Edward Young

Nació en Upham, cerca de Winchester, en julio de 1683; murió en Welwyn (Hertfordshire) el 5 de abril de 1765. Estudió en Oxford («New College»), y fue «fellow» de «All Soul’s». En el curso de su actividad aspiró a la obtención de distinciones, obje­tivo que posiblemente pensó alcanzar me­diante la adulación, puesto que en el con­junto de sus primeras publicaciones figuran una Epistle to Lord Lansdowne, el extenso poema El ultimo día [The Last Day, 1713], dedicado a la reina, y La fuerza de la reli­gión o Júpiter vencido [The Forcé of Reli­gión or Vanquished Jove, 1714]. La tragedia Busiris (1719) señaló su ingreso en el teatro y le dio cierta popularidad; sin em­bargo, algunos contemporáneos le criticaron el afán de exhibición y el estilo, altiso­nante, retórico y falto de inspiración poé­tica.

El mismo año, con un ex compañero de estudios, el disoluto duque de Wharton, bienhechor suyo, Young llevó a cabo un viaje a Irlanda; no obstante, las circunstancias económicas pusieron fin a tal amistad.

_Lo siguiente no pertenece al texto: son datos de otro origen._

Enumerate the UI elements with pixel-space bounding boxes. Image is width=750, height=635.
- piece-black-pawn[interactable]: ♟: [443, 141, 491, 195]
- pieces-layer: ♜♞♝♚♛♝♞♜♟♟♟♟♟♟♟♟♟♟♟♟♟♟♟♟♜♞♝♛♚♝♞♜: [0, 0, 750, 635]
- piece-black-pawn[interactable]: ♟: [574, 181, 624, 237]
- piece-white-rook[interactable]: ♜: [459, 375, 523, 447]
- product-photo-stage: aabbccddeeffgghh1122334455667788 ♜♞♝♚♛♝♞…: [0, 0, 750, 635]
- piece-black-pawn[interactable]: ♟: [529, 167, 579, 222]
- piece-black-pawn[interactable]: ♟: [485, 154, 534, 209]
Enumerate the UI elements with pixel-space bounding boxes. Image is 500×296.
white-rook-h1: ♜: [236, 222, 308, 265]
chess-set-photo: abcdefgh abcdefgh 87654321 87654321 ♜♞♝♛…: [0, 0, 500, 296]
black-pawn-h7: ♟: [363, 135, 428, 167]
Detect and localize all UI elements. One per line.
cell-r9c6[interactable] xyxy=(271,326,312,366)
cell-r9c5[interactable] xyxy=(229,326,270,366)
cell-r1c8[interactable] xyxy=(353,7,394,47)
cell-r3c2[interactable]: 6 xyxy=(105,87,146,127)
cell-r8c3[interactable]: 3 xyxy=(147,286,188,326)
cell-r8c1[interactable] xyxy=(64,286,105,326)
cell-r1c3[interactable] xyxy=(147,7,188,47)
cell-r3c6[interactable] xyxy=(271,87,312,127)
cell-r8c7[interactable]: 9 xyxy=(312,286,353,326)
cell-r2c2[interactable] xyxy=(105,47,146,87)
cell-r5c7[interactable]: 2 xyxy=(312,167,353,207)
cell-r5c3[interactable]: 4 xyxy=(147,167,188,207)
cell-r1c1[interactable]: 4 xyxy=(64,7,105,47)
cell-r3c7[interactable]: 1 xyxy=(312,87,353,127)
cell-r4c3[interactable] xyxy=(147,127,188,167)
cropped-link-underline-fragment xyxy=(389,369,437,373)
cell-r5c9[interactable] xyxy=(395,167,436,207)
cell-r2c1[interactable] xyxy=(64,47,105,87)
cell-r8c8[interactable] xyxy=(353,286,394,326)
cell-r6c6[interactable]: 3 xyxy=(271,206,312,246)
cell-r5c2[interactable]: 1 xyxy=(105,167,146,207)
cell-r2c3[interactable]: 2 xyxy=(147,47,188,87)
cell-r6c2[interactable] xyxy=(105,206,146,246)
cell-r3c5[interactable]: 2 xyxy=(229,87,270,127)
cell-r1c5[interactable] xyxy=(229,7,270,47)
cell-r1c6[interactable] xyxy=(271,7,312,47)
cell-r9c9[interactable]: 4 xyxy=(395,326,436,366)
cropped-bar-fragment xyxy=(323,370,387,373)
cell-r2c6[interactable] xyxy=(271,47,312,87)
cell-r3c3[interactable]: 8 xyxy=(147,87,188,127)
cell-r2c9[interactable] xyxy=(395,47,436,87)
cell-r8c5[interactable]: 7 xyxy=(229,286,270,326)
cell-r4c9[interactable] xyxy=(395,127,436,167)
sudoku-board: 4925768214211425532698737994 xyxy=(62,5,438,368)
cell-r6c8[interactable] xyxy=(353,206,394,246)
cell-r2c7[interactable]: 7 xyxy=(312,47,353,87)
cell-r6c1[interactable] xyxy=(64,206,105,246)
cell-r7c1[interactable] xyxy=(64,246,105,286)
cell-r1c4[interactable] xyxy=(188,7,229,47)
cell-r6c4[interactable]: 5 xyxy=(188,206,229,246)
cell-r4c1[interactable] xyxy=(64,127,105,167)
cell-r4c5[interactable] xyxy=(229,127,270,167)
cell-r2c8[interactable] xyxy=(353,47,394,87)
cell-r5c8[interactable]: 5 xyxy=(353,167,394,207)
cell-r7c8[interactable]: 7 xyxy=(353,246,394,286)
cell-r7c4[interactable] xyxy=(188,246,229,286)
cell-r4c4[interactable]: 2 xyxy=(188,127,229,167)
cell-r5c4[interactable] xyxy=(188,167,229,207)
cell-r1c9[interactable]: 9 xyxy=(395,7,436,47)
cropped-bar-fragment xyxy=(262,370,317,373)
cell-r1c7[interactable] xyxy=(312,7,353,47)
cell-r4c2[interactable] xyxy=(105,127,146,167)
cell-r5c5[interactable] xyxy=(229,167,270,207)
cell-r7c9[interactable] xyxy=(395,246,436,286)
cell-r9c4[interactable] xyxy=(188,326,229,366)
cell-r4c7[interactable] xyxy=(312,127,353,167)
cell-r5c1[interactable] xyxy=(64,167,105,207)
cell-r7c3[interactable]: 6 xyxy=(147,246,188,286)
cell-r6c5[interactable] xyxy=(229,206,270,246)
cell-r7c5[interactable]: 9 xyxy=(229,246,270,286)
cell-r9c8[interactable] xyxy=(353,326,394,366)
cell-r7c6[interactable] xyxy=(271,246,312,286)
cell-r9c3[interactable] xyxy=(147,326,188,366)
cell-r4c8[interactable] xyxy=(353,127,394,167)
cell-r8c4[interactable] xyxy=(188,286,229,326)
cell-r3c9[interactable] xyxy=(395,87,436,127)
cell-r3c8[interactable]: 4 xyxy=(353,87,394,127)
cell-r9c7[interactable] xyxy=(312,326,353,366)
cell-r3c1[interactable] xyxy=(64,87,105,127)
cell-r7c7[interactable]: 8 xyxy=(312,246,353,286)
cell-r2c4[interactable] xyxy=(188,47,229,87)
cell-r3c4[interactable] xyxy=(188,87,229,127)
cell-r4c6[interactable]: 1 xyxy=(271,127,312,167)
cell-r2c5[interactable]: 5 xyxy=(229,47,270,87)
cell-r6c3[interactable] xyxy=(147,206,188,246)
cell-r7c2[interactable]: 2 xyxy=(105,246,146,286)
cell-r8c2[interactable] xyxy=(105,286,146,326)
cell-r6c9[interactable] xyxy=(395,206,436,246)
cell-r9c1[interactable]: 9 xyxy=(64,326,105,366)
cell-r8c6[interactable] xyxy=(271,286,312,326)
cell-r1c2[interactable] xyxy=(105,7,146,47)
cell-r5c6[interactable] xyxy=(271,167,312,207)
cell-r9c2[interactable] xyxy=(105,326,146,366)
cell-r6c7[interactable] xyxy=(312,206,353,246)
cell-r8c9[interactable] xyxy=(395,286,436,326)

En 1721 el autor trabajó nuevamente para la escena con La venganza [Revenge], otra tragedia, esta vez inspirada en Shakespeare (Otelo); el éxito, empero, resultó escaso. El fracaso en política amargó considerable­mente a Young, quien, por lo menos en parte, hubo de orientar su musa hacia la sátira; ejercitó este género, en dísticos heroicos, en siete composiciones publicadas entre 1725 y 1728, y tituladas, de acuerdo con la última de ellas, The Universal Passion. Tales obras le valieron los elogios de S. Johnson (v.) y proporcionáronle una notable suma que mejoró la situación económica del escritor. Mientras tanto, y gracias a los buenos oficios de Sir R. Walpole, había conseguido una pensión real de doscientas libras esterlinas anuales, cuya insuficiencia lamentó siem­pre.

La fama de Young no era precisamente espléndida cuando la frustración de sus am­biciones le sugirió el repliegue hacia la carrera eclesiástica, en la cual, siquiera no destacase nunca, se comportó, por lo menos, con dignidad. Fue, así, capellán del rey (1728) y rector de Welwyn (1830); sin em­bargo, no alcanzó jamás elevados cargos en la jerarquía de la Iglesia, lo cual le desilu­sionó. En 1731 contrajo matrimonio con la rica lady Elizabeth Lee, hija del conde de Litchfield y viuda con una hijita (que pos­teriormente llegó a ser Mrs. Temple); de ella tuvo un hijo a quien estuvo a punto de desheredar. Cuando tendió a la poesía lírico-elegíaca dio Young una prueba muy mediocre de su capacidad. No obstante, y siquiera ello pueda parecer muy extraño, la obra más notable de nuestro autor, y concreta­mente la que le dio la categoría de jefe de escuela, es una de sus elegías: Las noches (1742-45, v.). Fueron motivo del poema las desventuras domésticas de 1736 (la muerte de Mrs. Temple) y 1740 (Mrs. Young y Henry Temple), cuya viva emoción, sincera­mente expresada, se revela a través de ver­sos muy comunicativos, en los que la sen­sibilidad pesimista parece tender a una búsqueda moral.

El calificativo de «jefe de escuela», empero, resulta impropio, por lo menos cronológicamente, aplicado a Young, por cuanto sus temas —- noche, pensamientos fúnebres, contraste entre la vida y la muerte — habían encontrado ya sus más antiguas expresiones en Milton (v. El pen­sativo), el mismo Pope (v. Eloísa y Abelar­do), lady Winclesea (Nocturnal Reverle) y Thomson (Autums, en Las estaciones, v.); sin embargo, en él la naturaleza como fuente de penosas emociones, el «pathos» del género lacrimoso y el pesimismo se unen para constituir el principio casi oficial de una literatura de la «sensibilidad», a la que tendía el gusto de la época. La elegía alcanzó inmediatamente un gran éxito, en particular fuera de Inglaterra. En 1753 apa­recía la tercera obra dramática de Young, Los hermanos [Tre Brothers], compuesta mucho tiempo antes, posiblemente mientras el poeta se disponía a recibir las órdenes sagradas; tal composición nada añade o resta a la fama del autor.